Kaigan no Sanninmusume (Three Girls on the Beach)
海岸の三人娘
- Date:
- 1939 (Shōwa 14)
- Medium:
- Oil on canvas
Description
Kaigan no Sanninmusume (Three Girls on the Beach), painted in 1939 and held in the National Museum of Modern Art, Tokyo (MOMAT), is among the principal late paintings of Nakamura Fusetsu's seventy-third year and a return in his Shōwa maturity to the seaside genre subject that had attracted Meiji yōga since Aoki Shigeru's celebrated A Gift of the Sea of 1904. The oil shows three young women standing barefoot at the edge of the surf on a clouded summer day, their kimono lifted to mid-calf and their hair caught back, in a horizontal composition that places the figures slightly off-centre against the great horizontal band of the open Pacific.

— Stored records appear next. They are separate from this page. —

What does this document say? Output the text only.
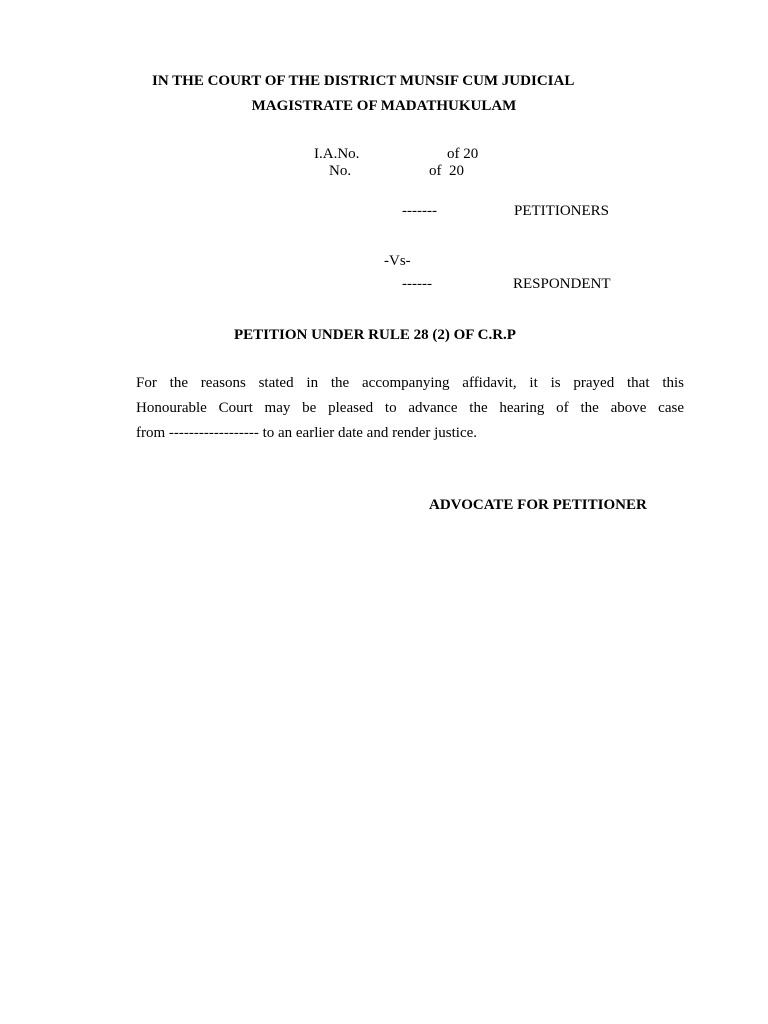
IN THE COURT OF THE DISTRICT MUNSIF CUM JUDICIAL
MAGISTRATE OF MADATHUKULAM
I.A.No.	of 20
No.	of  20
-------	PETITIONERS
-Vs-
------	RESPONDENT
PETITION UNDER RULE 28 (2) OF C.R.P
For the reasons stated in the accompanying affidavit, it is prayed that this
Honourable Court may be pleased to advance the hearing of the above case
from ------------------ to an earlier date and render justice.
ADVOCATE FOR PETITIONER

The handling is more loosely brushed and higher-keyed than in Fusetsu's earlier history paintings, reflecting the relaxation of his late style and the influence of the lyrical seaside paintings then being produced by the younger generation of MOMAT-collected yōga; the painting was acquired by the museum in the post-war reorganisation of the imperial collections and remains among the principal examples of Fusetsu's late work in a Tokyo public collection. The work documents the continuity of the academic figure tradition Fusetsu had established forty years earlier in the Paris life-class and brought, by 1939, to a quieter and more elegiac late maturity.